Smith and Zam, co-creator of the multi award-nominated Feud: Bette and Joan and a lecturer, were as funny as each other. Zam’s tribute to his partner at the memorial was precisely spoken and moving.
They had just gotten together when Smith had received his ALS diagnosis, and although many of Zam’s friends think him pretty amazing for staying in that relationship, there was, Zam said, no choice. He loved Smith. Smith loved him. They were together. It was open relationship, Zam told the gathering. Neither one would want the other to be denied any kind of pleasure.
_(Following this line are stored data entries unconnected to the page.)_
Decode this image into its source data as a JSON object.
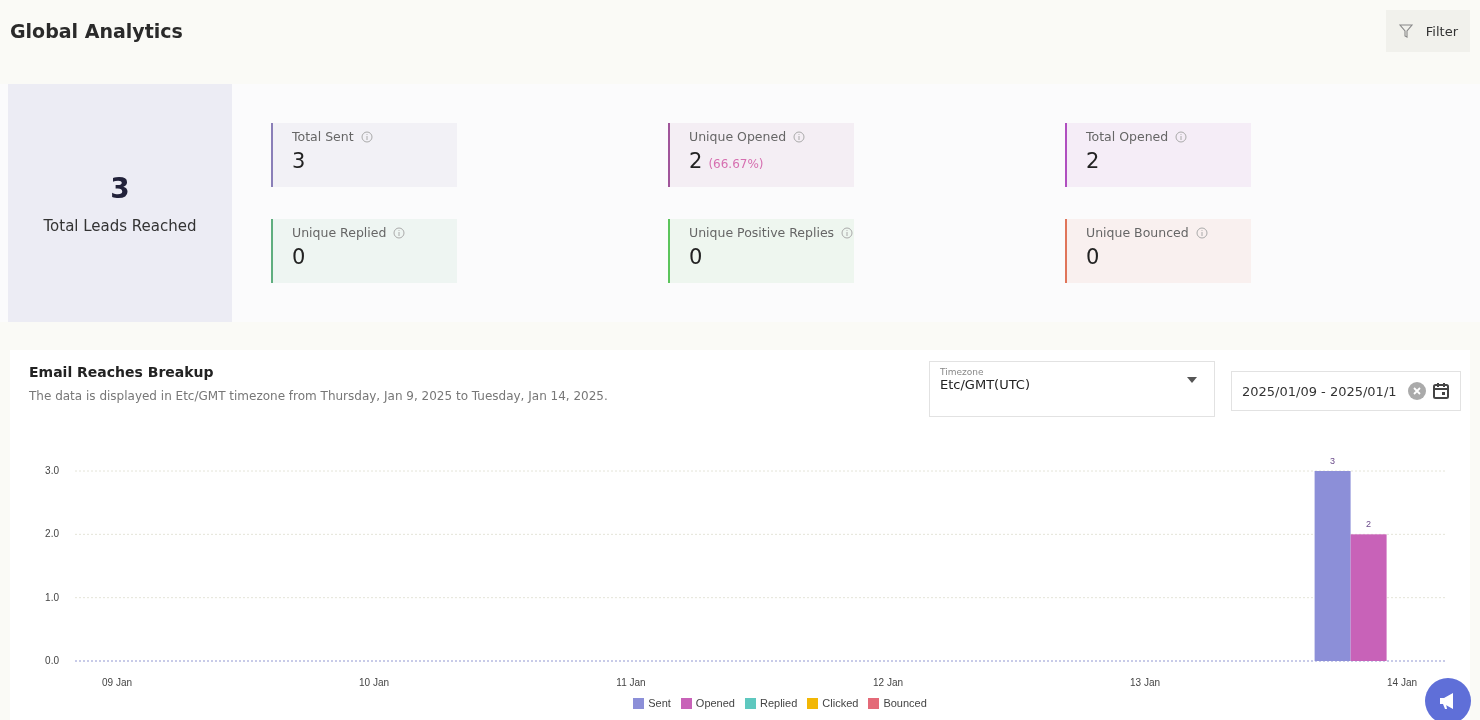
{
  "header": {
    "title": "Global Analytics",
    "filter_button": "Filter"
  },
  "total_leads": {
    "value": "3",
    "label": "Total Leads Reached"
  },
  "stats": [
    {
      "label": "Total Sent",
      "value": "3",
      "color": "#8a7fb8"
    },
    {
      "label": "Unique Opened",
      "value": "2",
      "percent": "(66.67%)",
      "color": "#a0559a"
    },
    {
      "label": "Total Opened",
      "value": "2",
      "color": "#b04fc0"
    },
    {
      "label": "Unique Replied",
      "value": "0",
      "color": "#5fae7f"
    },
    {
      "label": "Unique Positive Replies",
      "value": "0",
      "color": "#5cc45c"
    },
    {
      "label": "Unique Bounced",
      "value": "0",
      "color": "#e0755a"
    }
  ],
  "breakup": {
    "title": "Email Reaches Breakup",
    "subtitle": "The data is displayed in Etc/GMT timezone from Thursday, Jan 9, 2025 to Tuesday, Jan 14, 2025.",
    "timezone": {
      "label": "Timezone",
      "value": "Etc/GMT(UTC)"
    },
    "date_range": {
      "value": "2025/01/09 - 2025/01/1"
    },
    "chart_data": {
      "type": "bar",
      "categories": [
        "09 Jan",
        "10 Jan",
        "11 Jan",
        "12 Jan",
        "13 Jan",
        "14 Jan"
      ],
      "ylim": [
        0,
        3
      ],
      "yticks": [
        {
          "value": 0,
          "label": "0.0"
        },
        {
          "value": 1,
          "label": "1.0"
        },
        {
          "value": 2,
          "label": "2.0"
        },
        {
          "value": 3,
          "label": "3.0"
        }
      ],
      "data_labels": true,
      "series": [
        {
          "name": "Sent",
          "color": "#8c8fd8",
          "values": [
            null,
            null,
            null,
            null,
            null,
            3
          ]
        },
        {
          "name": "Opened",
          "color": "#c862b8",
          "values": [
            null,
            null,
            null,
            null,
            null,
            2
          ]
        },
        {
          "name": "Replied",
          "color": "#5ec8bf",
          "values": [
            null,
            null,
            null,
            null,
            null,
            null
          ]
        },
        {
          "name": "Clicked",
          "color": "#f2b705",
          "values": [
            null,
            null,
            null,
            null,
            null,
            null
          ]
        },
        {
          "name": "Bounced",
          "color": "#e46a78",
          "values": [
            null,
            null,
            null,
            null,
            null,
            null
          ]
        }
      ]
    }
  }
}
Their love was the constant, and unbreakable.
They were good at being separate in the relationship; they both had their work to do, they both had good friends and Zam paid full tribute to all those who took care of Bob and kept his spirits as buoyed as possible as his illness progressed.
James Hannaham, John Bateman, Patrick Ryan, Chris Shirley, Michael Carroll, and Christopher Bram were all part of a writers’ group that met at Chelsea gay bar Barracuda and they all read from Smith’s books—Openly Bob, Way To Go Smith, Selfish and Perverse, Remembrance of Things I Forgot, and Treehab.
Stroud read from an essay Smith wrote about his love of dogs, or more precisely why dogs provide an example for us all. (The memorial included full tributes to Smith and Zam’s dogs, Bozzie, a lab rescue, and Toby, still alive and with the most pendulous ears in the world.)
There were songs, and more laughter, and more tears; a sense of disbelief that this beautiful and talented man was no longer here. But Smith’s spirit felt very close, very alive, as the memories and anecdotes swirled around the room.
And then, after the clip of him performing in Leno’s Tonight Show, the room went quiet, and the sound of a phone message filled the room. It was a message that Jay Leno had left Zam after Smith’s death.
“Hey Michael, it’s Jay Leno. I just wanted to call and say I was so sorry I was to hear the news. You know, it’s really very, very sad.”
Leno quoted his favorite line of poetry by John Greenleaf Whittier: “For all sad words of tongue and pen, the saddest are these, ‘It might have been.’”
Leno said: “I think of Bob when I read that. It’s really true. He was just a great comic mind. We were all the benefit of some of it, but most of the world never got to hear any of it and that's the saddest part of what might have been, you know. And it really is.
“I’m sorry for you and I’m sorry for the comedy community, and the rest of the world will miss out on… Well, I’m being selfish you know… there are just some great jokes. He had a great mind. It’s just sad his body couldn't keep up with it.”
“Alrighty my friend,” Leno said to Zam's machine, “I don't mean to drone on, I just want you to know. It’s been a long time. It doesn't mean it’s ‘out of sight out of mind.’”
It seemed clear at his memorial service that Bob Smith will never be far from many people’s minds.